Jockeys put themselves through huge stress during their career, often forcing their bodies to the extremes to get the most out of their careers.
Most are forced to perform while dehydrated or not properly fuelled up in an attempt to reach a certain weight, so there is a push from within the jockey ranks to learn what can be done to improve their life after racing.
“Gone are the days where jockeys used to smoke cigarettes and drink whiskey,” four-time champion jockey Zac Purton said.
In the tests, conducted by Dr John O’Reilly, riders have completed nutritional analysis, aerobic capacity, muscular strength and endurance tests.
Critically, included in the tests were bone health-status checks after jockeys around the world were found to have poor bone strength due to being under nourished throughout their careers.
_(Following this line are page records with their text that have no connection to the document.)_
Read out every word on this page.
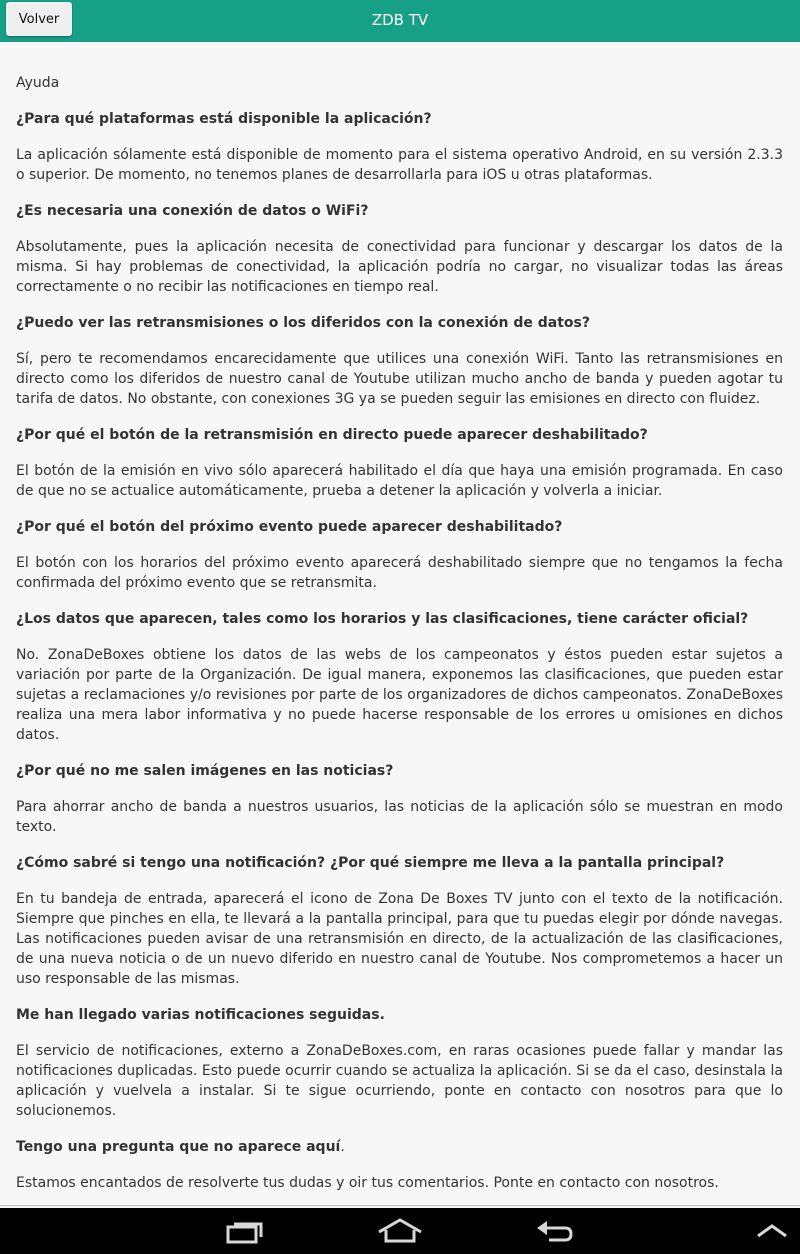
ZDB TV
Volver

Ayuda

¿Para qué plataformas está disponible la aplicación?

La aplicación sólamente está disponible de momento para el sistema operativo Android, en su versión 2.3.3 o superior. De momento, no tenemos planes de desarrollarla para iOS u otras plataformas.

¿Es necesaria una conexión de datos o WiFi?

Absolutamente, pues la aplicación necesita de conectividad para funcionar y descargar los datos de la misma. Si hay problemas de conectividad, la aplicación podría no cargar, no visualizar todas las áreas correctamente o no recibir las notificaciones en tiempo real.

¿Puedo ver las retransmisiones o los diferidos con la conexión de datos?

Sí, pero te recomendamos encarecidamente que utilices una conexión WiFi. Tanto las retransmisiones en directo como los diferidos de nuestro canal de Youtube utilizan mucho ancho de banda y pueden agotar tu tarifa de datos. No obstante, con conexiones 3G ya se pueden seguir las emisiones en directo con fluidez.

¿Por qué el botón de la retransmisión en directo puede aparecer deshabilitado?

El botón de la emisión en vivo sólo aparecerá habilitado el día que haya una emisión programada. En caso de que no se actualice automáticamente, prueba a detener la aplicación y volverla a iniciar.

¿Por qué el botón del próximo evento puede aparecer deshabilitado?

El botón con los horarios del próximo evento aparecerá deshabilitado siempre que no tengamos la fecha confirmada del próximo evento que se retransmita.

¿Los datos que aparecen, tales como los horarios y las clasificaciones, tiene carácter oficial?

No. ZonaDeBoxes obtiene los datos de las webs de los campeonatos y éstos pueden estar sujetos a variación por parte de la Organización. De igual manera, exponemos las clasificaciones, que pueden estar sujetas a reclamaciones y/o revisiones por parte de los organizadores de dichos campeonatos. ZonaDeBoxes realiza una mera labor informativa y no puede hacerse responsable de los errores u omisiones en dichos datos.

¿Por qué no me salen imágenes en las noticias?

Para ahorrar ancho de banda a nuestros usuarios, las noticias de la aplicación sólo se muestran en modo texto.

¿Cómo sabré si tengo una notificación? ¿Por qué siempre me lleva a la pantalla principal?

En tu bandeja de entrada, aparecerá el icono de Zona De Boxes TV junto con el texto de la notificación. Siempre que pinches en ella, te llevará a la pantalla principal, para que tu puedas elegir por dónde navegas. Las notificaciones pueden avisar de una retransmisión en directo, de la actualización de las clasificaciones, de una nueva noticia o de un nuevo diferido en nuestro canal de Youtube. Nos comprometemos a hacer un uso responsable de las mismas.

Me han llegado varias notificaciones seguidas.

El servicio de notificaciones, externo a ZonaDeBoxes.com, en raras ocasiones puede fallar y mandar las notificaciones duplicadas. Esto puede ocurrir cuando se actualiza la aplicación. Si se da el caso, desinstala la aplicación y vuelvela a instalar. Si te sigue ocurriendo, ponte en contacto con nosotros para que lo solucionemos.

Tengo una pregunta que no aparece aquí.

Estamos encantados de resolverte tus dudas y oir tus comentarios. Ponte en contacto con nosotros.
“It originally started off with some blood tests, V02 tests along with bone density which was a big one and it is to test us as jockeys compared to other athletes around the world,” Purton said.
“It is to test us to see if there is anything we can improve in, not really during our career but more so later on in life.
“We did some more tests recently, we did a beep test, a jump test and a strength test and the one thing I took away was the bone density stuff.
“[O’Reilly] said by the time I am 45, I will have the bones of a 65 year old – that comes with the diet we have and the lifestyle we live, being dehydrated all the time, sweating to ride.
“It is helpful to know that so that we can try and take some preventive measures or do something different to help our bodies out.”
Jockey Club executive director of racing Andrew Harding said the club was looking to build a large group of benchmark data for jockeys to learn what improvements can be made.
“What we want to do is go beyond annual medical checks and work with our jockeys to enhance their long-term health through appropriate diet and exercise prescription and ongoing monitoring, based on existing best practice and research evidence,” he said.